In order to achieve 16/20 (80%) and above, the essay must contain some original elements that show me you have gone beyond the course material and reflected on these issues yourself. But what is originality? How can you know if what you are doing is original? It is a broad term and you can be original in different ways. For example, it may be that you think of an interesting and thought-provoking example that highlights something essential about the course content. Let’s say you are discussing Plato’s Cave and have summarized it accurately. This may remind you of a movie like ‘The Matrix’ and you can draw connections to that. You can also draw on your own experiences. Maybe there was a time in your life when you felt like you occupied a Cave. You can draw connections between the Cave and how society tells us what to value – money, consumption, physical beauty.

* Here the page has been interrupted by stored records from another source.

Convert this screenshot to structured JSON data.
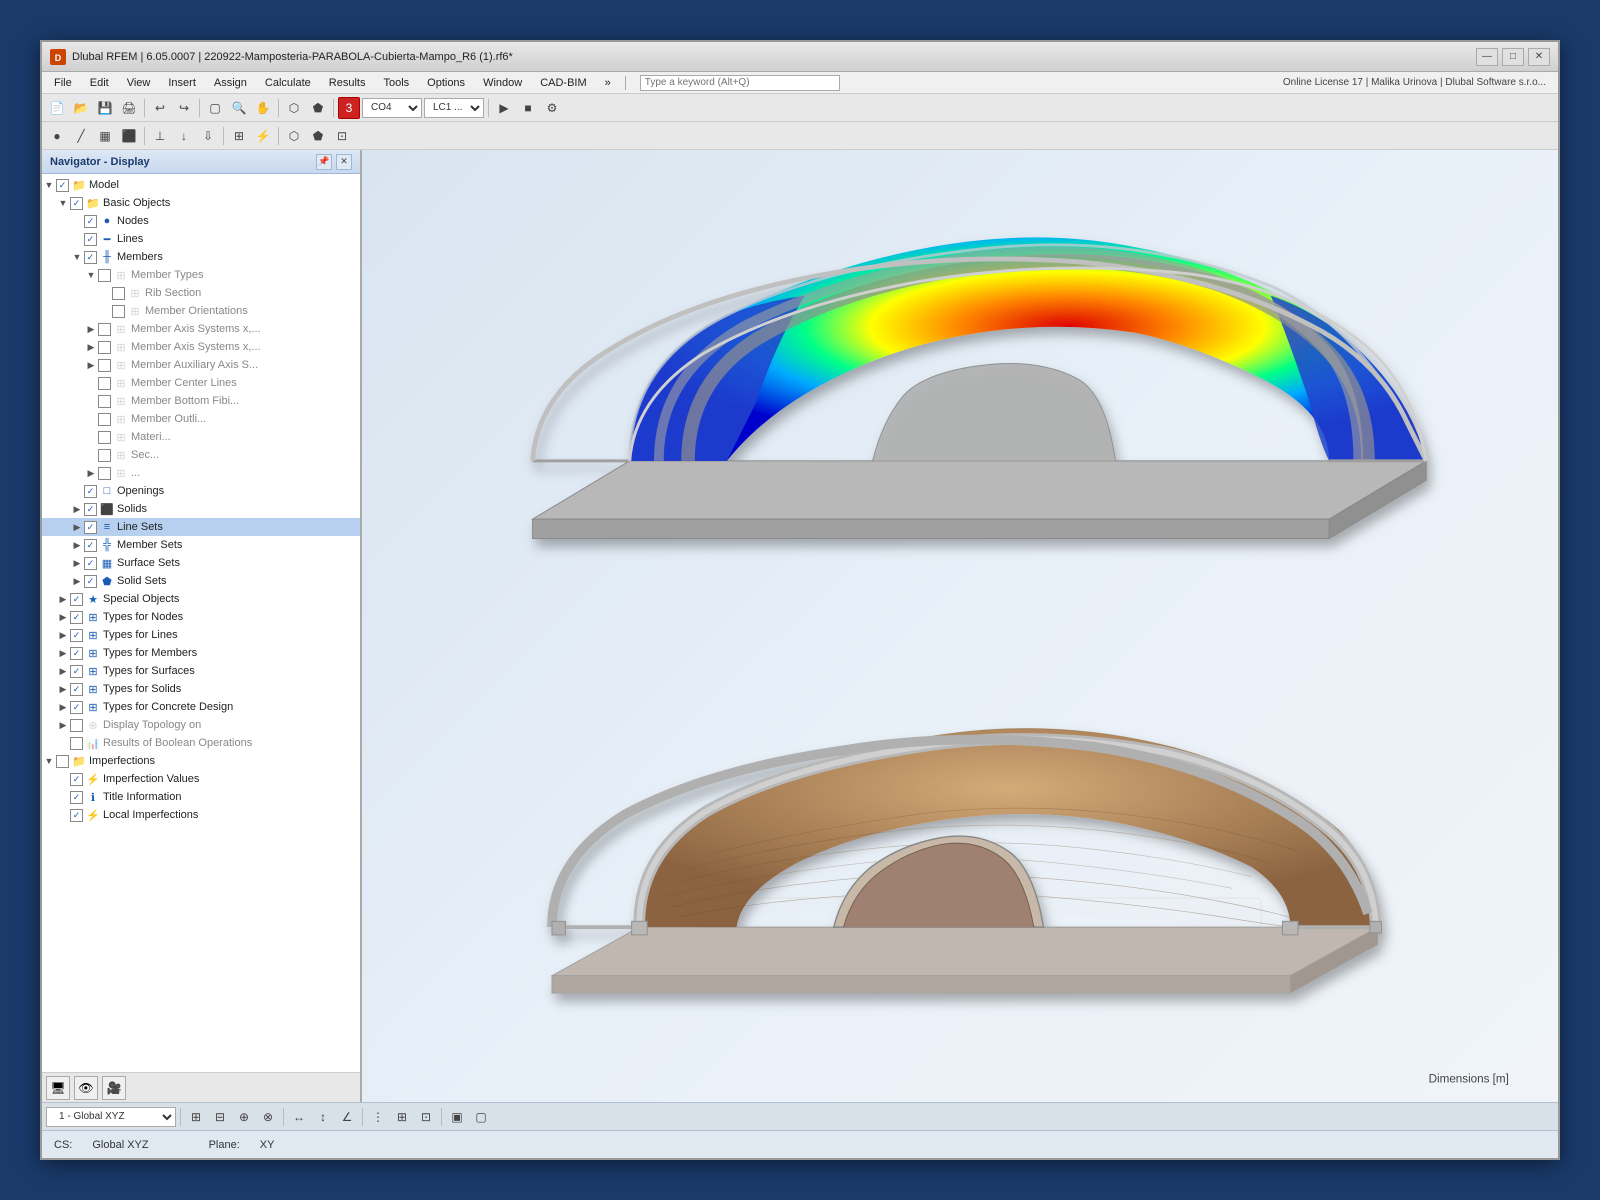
{
  "window": {
    "title": "Dlubal RFEM | 6.05.0007 | 220922-Mamposteria-PARABOLA-Cubierta-Mampo_R6 (1).rf6*",
    "app_icon": "D",
    "controls": [
      "—",
      "□",
      "✕"
    ]
  },
  "menu": {
    "items": [
      "File",
      "Edit",
      "View",
      "Insert",
      "Assign",
      "Calculate",
      "Results",
      "Tools",
      "Options",
      "Window",
      "CAD-BIM",
      "»"
    ],
    "search_placeholder": "Type a keyword (Alt+Q)",
    "license": "Online License 17 | Malika Urinova | Dlubal Software s.r.o..."
  },
  "navigator": {
    "title": "Navigator - Display",
    "tree": [
      {
        "id": "model",
        "label": "Model",
        "level": 0,
        "checked": true,
        "expanded": true,
        "hasExpander": true,
        "iconType": "folder"
      },
      {
        "id": "basic-objects",
        "label": "Basic Objects",
        "level": 1,
        "checked": true,
        "expanded": true,
        "hasExpander": true,
        "iconType": "folder"
      },
      {
        "id": "nodes",
        "label": "Nodes",
        "level": 2,
        "checked": true,
        "expanded": false,
        "hasExpander": false,
        "iconType": "node"
      },
      {
        "id": "lines",
        "label": "Lines",
        "level": 2,
        "checked": true,
        "expanded": false,
        "hasExpander": false,
        "iconType": "line"
      },
      {
        "id": "members",
        "label": "Members",
        "level": 2,
        "checked": true,
        "expanded": true,
        "hasExpander": true,
        "iconType": "member"
      },
      {
        "id": "member-types",
        "label": "Member Types",
        "level": 3,
        "checked": false,
        "expanded": true,
        "hasExpander": true,
        "iconType": "type"
      },
      {
        "id": "rib-section",
        "label": "Rib Section",
        "level": 4,
        "checked": false,
        "expanded": false,
        "hasExpander": false,
        "iconType": "type"
      },
      {
        "id": "member-orientations",
        "label": "Member Orientations",
        "level": 4,
        "checked": false,
        "expanded": false,
        "hasExpander": false,
        "iconType": "type"
      },
      {
        "id": "member-axis-x1",
        "label": "Member Axis Systems x,...",
        "level": 3,
        "checked": false,
        "expanded": false,
        "hasExpander": true,
        "iconType": "type"
      },
      {
        "id": "member-axis-x2",
        "label": "Member Axis Systems x,...",
        "level": 3,
        "checked": false,
        "expanded": false,
        "hasExpander": true,
        "iconType": "type"
      },
      {
        "id": "member-aux",
        "label": "Member Auxiliary Axis S...",
        "level": 3,
        "checked": false,
        "expanded": false,
        "hasExpander": true,
        "iconType": "type"
      },
      {
        "id": "member-center",
        "label": "Member Center Lines",
        "level": 3,
        "checked": false,
        "expanded": false,
        "hasExpander": false,
        "iconType": "type"
      },
      {
        "id": "member-bottom",
        "label": "Member Bottom Fibi...",
        "level": 3,
        "checked": false,
        "expanded": false,
        "hasExpander": false,
        "iconType": "type"
      },
      {
        "id": "member-outline",
        "label": "Member Outli...",
        "level": 3,
        "checked": false,
        "expanded": false,
        "hasExpander": false,
        "iconType": "type"
      },
      {
        "id": "materials",
        "label": "Materi...",
        "level": 3,
        "checked": false,
        "expanded": false,
        "hasExpander": false,
        "iconType": "type"
      },
      {
        "id": "sections",
        "label": "Sec...",
        "level": 3,
        "checked": false,
        "expanded": false,
        "hasExpander": false,
        "iconType": "type"
      },
      {
        "id": "surfaces-group",
        "label": "...",
        "level": 3,
        "checked": false,
        "expanded": false,
        "hasExpander": true,
        "iconType": "type"
      },
      {
        "id": "openings",
        "label": "Openings",
        "level": 2,
        "checked": true,
        "expanded": false,
        "hasExpander": false,
        "iconType": "opening"
      },
      {
        "id": "solids",
        "label": "Solids",
        "level": 2,
        "checked": true,
        "expanded": false,
        "hasExpander": true,
        "iconType": "solid"
      },
      {
        "id": "line-sets",
        "label": "Line Sets",
        "level": 2,
        "checked": true,
        "expanded": false,
        "hasExpander": true,
        "iconType": "lineset",
        "selected": true
      },
      {
        "id": "member-sets",
        "label": "Member Sets",
        "level": 2,
        "checked": true,
        "expanded": false,
        "hasExpander": true,
        "iconType": "memberset"
      },
      {
        "id": "surface-sets",
        "label": "Surface Sets",
        "level": 2,
        "checked": true,
        "expanded": false,
        "hasExpander": true,
        "iconType": "surfaceset"
      },
      {
        "id": "solid-sets",
        "label": "Solid Sets",
        "level": 2,
        "checked": true,
        "expanded": false,
        "hasExpander": true,
        "iconType": "solidset"
      },
      {
        "id": "special-objects",
        "label": "Special Objects",
        "level": 1,
        "checked": true,
        "expanded": false,
        "hasExpander": true,
        "iconType": "special"
      },
      {
        "id": "types-nodes",
        "label": "Types for Nodes",
        "level": 1,
        "checked": true,
        "expanded": false,
        "hasExpander": true,
        "iconType": "type"
      },
      {
        "id": "types-lines",
        "label": "Types for Lines",
        "level": 1,
        "checked": true,
        "expanded": false,
        "hasExpander": true,
        "iconType": "type"
      },
      {
        "id": "types-members",
        "label": "Types for Members",
        "level": 1,
        "checked": true,
        "expanded": false,
        "hasExpander": true,
        "iconType": "type"
      },
      {
        "id": "types-surfaces",
        "label": "Types for Surfaces",
        "level": 1,
        "checked": true,
        "expanded": false,
        "hasExpander": true,
        "iconType": "type"
      },
      {
        "id": "types-solids",
        "label": "Types for Solids",
        "level": 1,
        "checked": true,
        "expanded": false,
        "hasExpander": true,
        "iconType": "type"
      },
      {
        "id": "types-concrete",
        "label": "Types for Concrete Design",
        "level": 1,
        "checked": true,
        "expanded": false,
        "hasExpander": true,
        "iconType": "type"
      },
      {
        "id": "display-topology",
        "label": "Display Topology on",
        "level": 1,
        "checked": false,
        "expanded": false,
        "hasExpander": true,
        "iconType": "topology"
      },
      {
        "id": "results-boolean",
        "label": "Results of Boolean Operations",
        "level": 1,
        "checked": false,
        "expanded": false,
        "hasExpander": false,
        "iconType": "results"
      },
      {
        "id": "imperfections",
        "label": "Imperfections",
        "level": 0,
        "checked": false,
        "expanded": true,
        "hasExpander": true,
        "iconType": "folder"
      },
      {
        "id": "imperfection-values",
        "label": "Imperfection Values",
        "level": 1,
        "checked": true,
        "expanded": false,
        "hasExpander": false,
        "iconType": "imperfection"
      },
      {
        "id": "title-information",
        "label": "Title Information",
        "level": 1,
        "checked": true,
        "expanded": false,
        "hasExpander": false,
        "iconType": "info"
      },
      {
        "id": "local-imperfections",
        "label": "Local Imperfections",
        "level": 1,
        "checked": true,
        "expanded": false,
        "hasExpander": false,
        "iconType": "imperfection"
      }
    ]
  },
  "viewport": {
    "dimensions_label": "Dimensions [m]"
  },
  "status_bar": {
    "cs_label": "CS:",
    "cs_value": "Global XYZ",
    "plane_label": "Plane:",
    "plane_value": "XY"
  },
  "bottom_toolbar": {
    "coord_system": "1 - Global XYZ"
  },
  "toolbar": {
    "co4": "CO4",
    "lc1": "LC1 ..."
  }
}
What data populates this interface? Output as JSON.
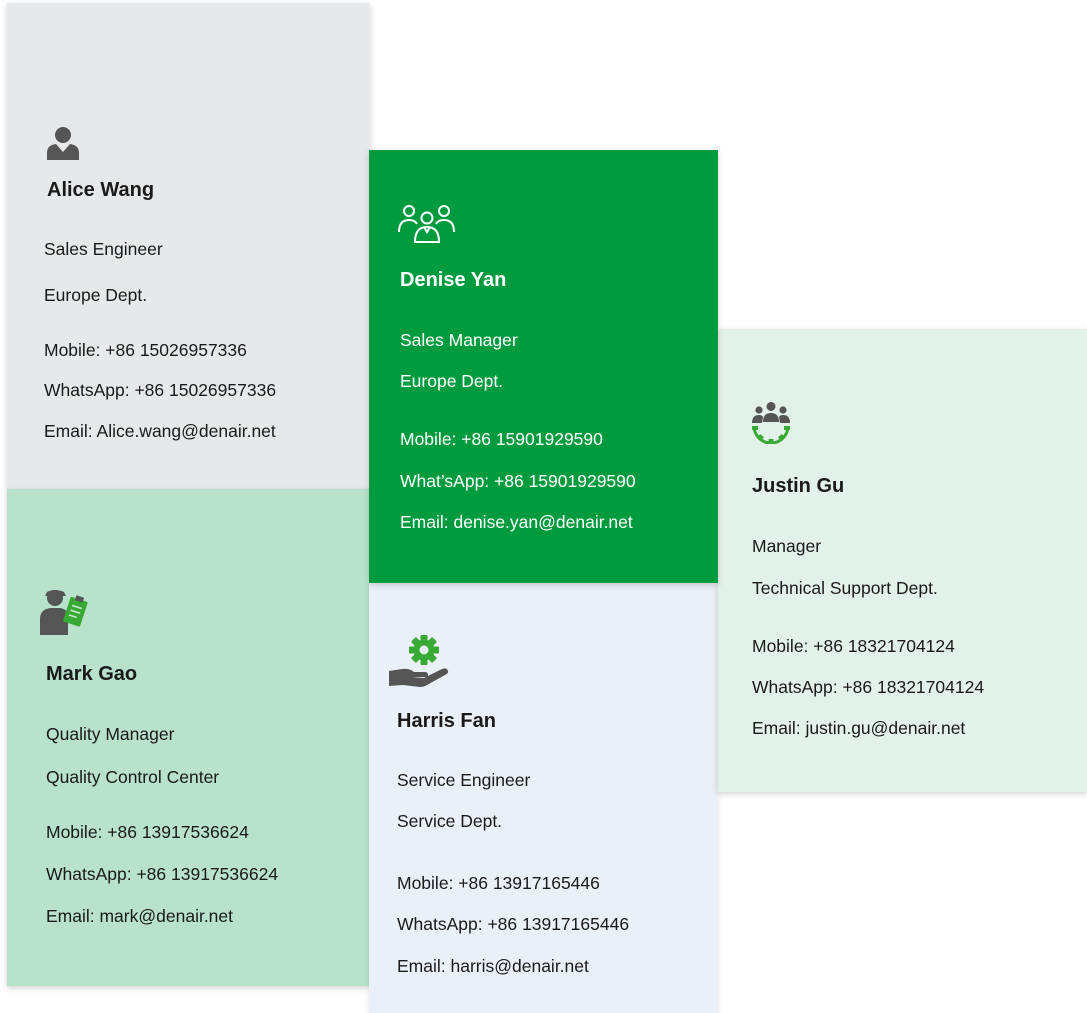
{
  "cards": {
    "alice": {
      "icon": "person-icon",
      "name": "Alice Wang",
      "title": "Sales Engineer",
      "dept": "Europe Dept.",
      "mobile": "Mobile: +86 15026957336",
      "whatsapp": "WhatsApp: +86 15026957336",
      "email": "Email: Alice.wang@denair.net",
      "bg_color": "#e6e8ea"
    },
    "denise": {
      "icon": "team-icon",
      "name": "Denise Yan",
      "title": "Sales Manager",
      "dept": "Europe Dept.",
      "mobile": "Mobile: +86 15901929590",
      "whatsapp": "What’sApp: +86 15901929590",
      "email": "Email: denise.yan@denair.net",
      "bg_color": "#009a3f"
    },
    "justin": {
      "icon": "team-gear-icon",
      "name": "Justin Gu",
      "title": "Manager",
      "dept": "Technical Support Dept.",
      "mobile": "Mobile: +86 18321704124",
      "whatsapp": "WhatsApp: +86 18321704124",
      "email": "Email: justin.gu@denair.net",
      "bg_color": "#e3f2e9"
    },
    "mark": {
      "icon": "inspector-clipboard-icon",
      "name": "Mark Gao",
      "title": "Quality Manager",
      "dept": "Quality Control Center",
      "mobile": "Mobile: +86 13917536624",
      "whatsapp": "WhatsApp: +86 13917536624",
      "email": "Email: mark@denair.net",
      "bg_color": "#b8e2cb"
    },
    "harris": {
      "icon": "hand-gear-icon",
      "name": "Harris Fan",
      "title": "Service Engineer",
      "dept": "Service Dept.",
      "mobile": "Mobile: +86 13917165446",
      "whatsapp": "WhatsApp: +86 13917165446",
      "email": "Email: harris@denair.net",
      "bg_color": "#eaf0f7"
    }
  },
  "colors": {
    "icon_gray": "#555555",
    "accent_green": "#39a935",
    "white": "#ffffff"
  }
}
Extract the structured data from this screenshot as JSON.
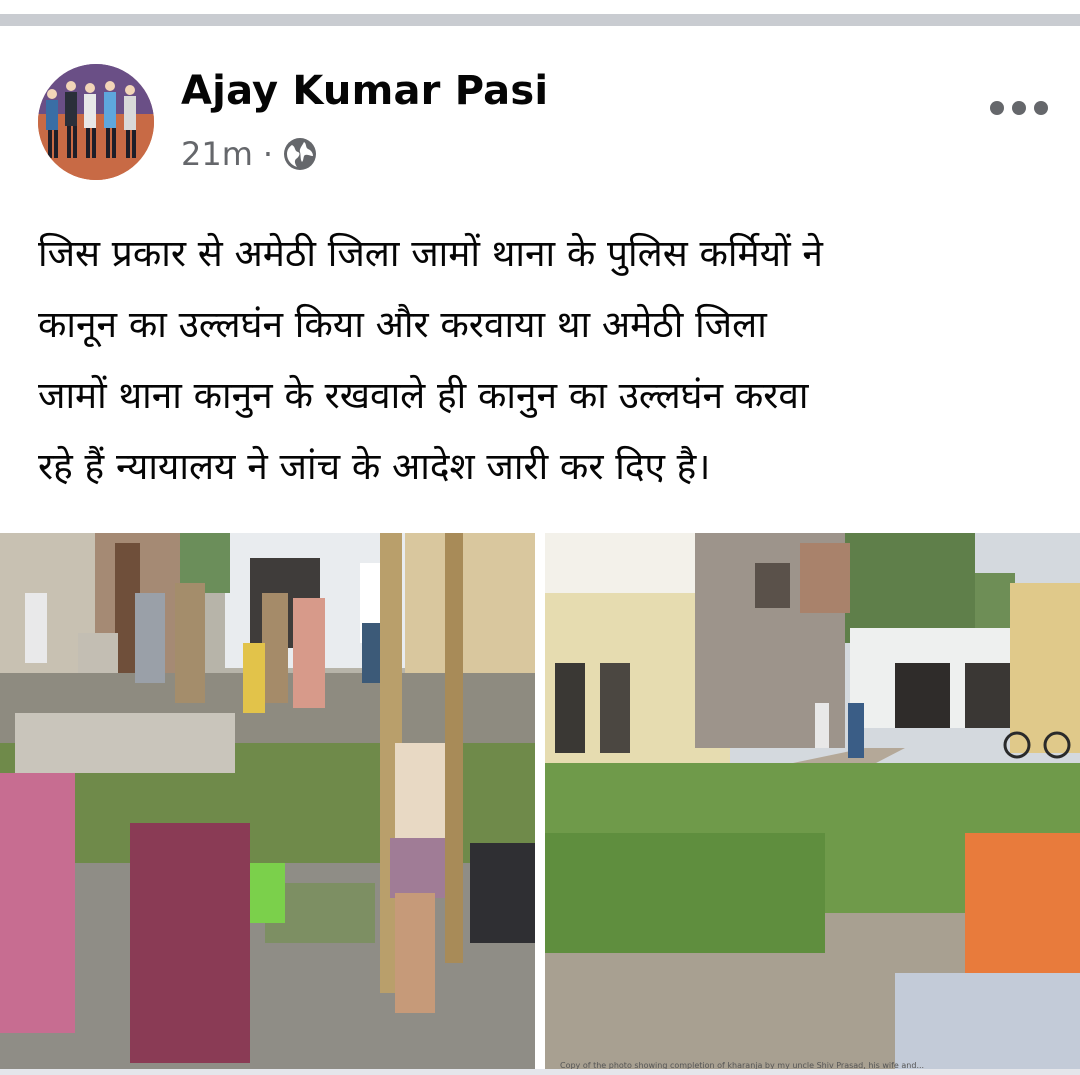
{
  "post": {
    "author": "Ajay Kumar Pasi",
    "timestamp": "21m",
    "separator": "·",
    "privacy_icon": "globe-icon",
    "more_icon": "more-horizontal-icon",
    "text_lines": [
      "जिस प्रकार से अमेठी जिला जामों थाना के पुलिस कर्मियों ने",
      "कानून का उल्लघंन किया और करवाया था अमेठी जिला",
      "जामों थाना कानुन के रखवाले ही कानुन का उल्लघंन करवा",
      "रहे हैं न्यायालय ने जांच के आदेश जारी कर दिए है।"
    ]
  },
  "photos": {
    "caption": "Copy of the photo showing completion of kharanja by my uncle Shiv Prasad, his wife and..."
  },
  "colors": {
    "text": "#050505",
    "secondary": "#65676b",
    "divider": "#c9ccd1"
  }
}
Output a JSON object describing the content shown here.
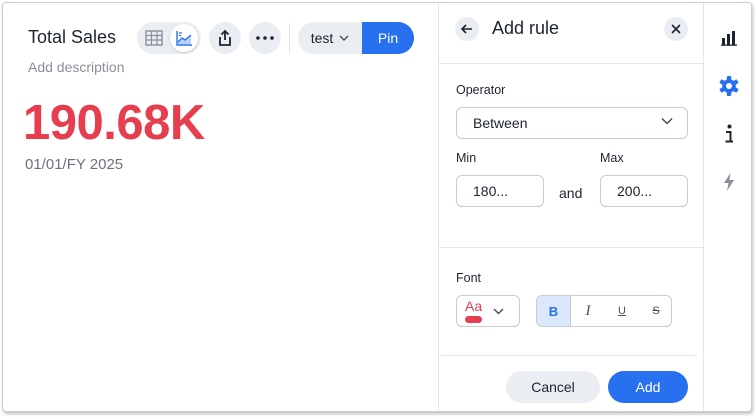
{
  "viz": {
    "title": "Total Sales",
    "description_placeholder": "Add description",
    "kpi_value": "190.68K",
    "kpi_date": "01/01/FY 2025",
    "kpi_color": "#e63e4e"
  },
  "toolbar": {
    "view_table_icon": "table-icon",
    "view_chart_icon": "chart-icon",
    "share_icon": "share-icon",
    "more_icon": "more-icon",
    "liveboard_label": "test",
    "pin_label": "Pin",
    "accent_color": "#2770ef"
  },
  "panel": {
    "title": "Add rule",
    "operator_label": "Operator",
    "operator_value": "Between",
    "min_label": "Min",
    "max_label": "Max",
    "min_value": "180...",
    "max_value": "200...",
    "and_text": "and",
    "font_label": "Font",
    "font_sample": "Aa",
    "font_color": "#e63e4e",
    "bold_label": "B",
    "italic_label": "I",
    "underline_label": "U",
    "strike_label": "S",
    "cancel_label": "Cancel",
    "add_label": "Add"
  },
  "sidebar": {
    "items": [
      "chart-type-icon",
      "settings-icon",
      "info-icon",
      "lightning-icon"
    ]
  }
}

For grades that go under 70%, it is because there is something missing or wrong. Maybe the essay is not to the minimum length, so you do not have enough time to summarize the key concepts and offer your thoughts. Maybe you have presented the material wrong, or have missed something essential that must be covered in order to demonstrate your understanding. Maybe you have only answered part of the question. Usually, there is more than one part to an essay question, so be sure to make sure you answer everything. Finally, sometimes the writing contains too many grammatical or spelling errors. This can have a big effect on how well you communicate your thoughts. When I was in undergraduate school, I was lucky enough to have my mother help edit my essays. If you have a friend or family member with better writing skills, invite them to review the essay with you. Another useful resource is the Humber Writing Center, which is on the 2nd floor of the Learning Resource Common (LRC) in the library. You can make appointment and have a qualified tutor go over the essay with you. I can’t stress enough the value of starting your essay early so that you have enough time to improve upon it with editing and re-reading.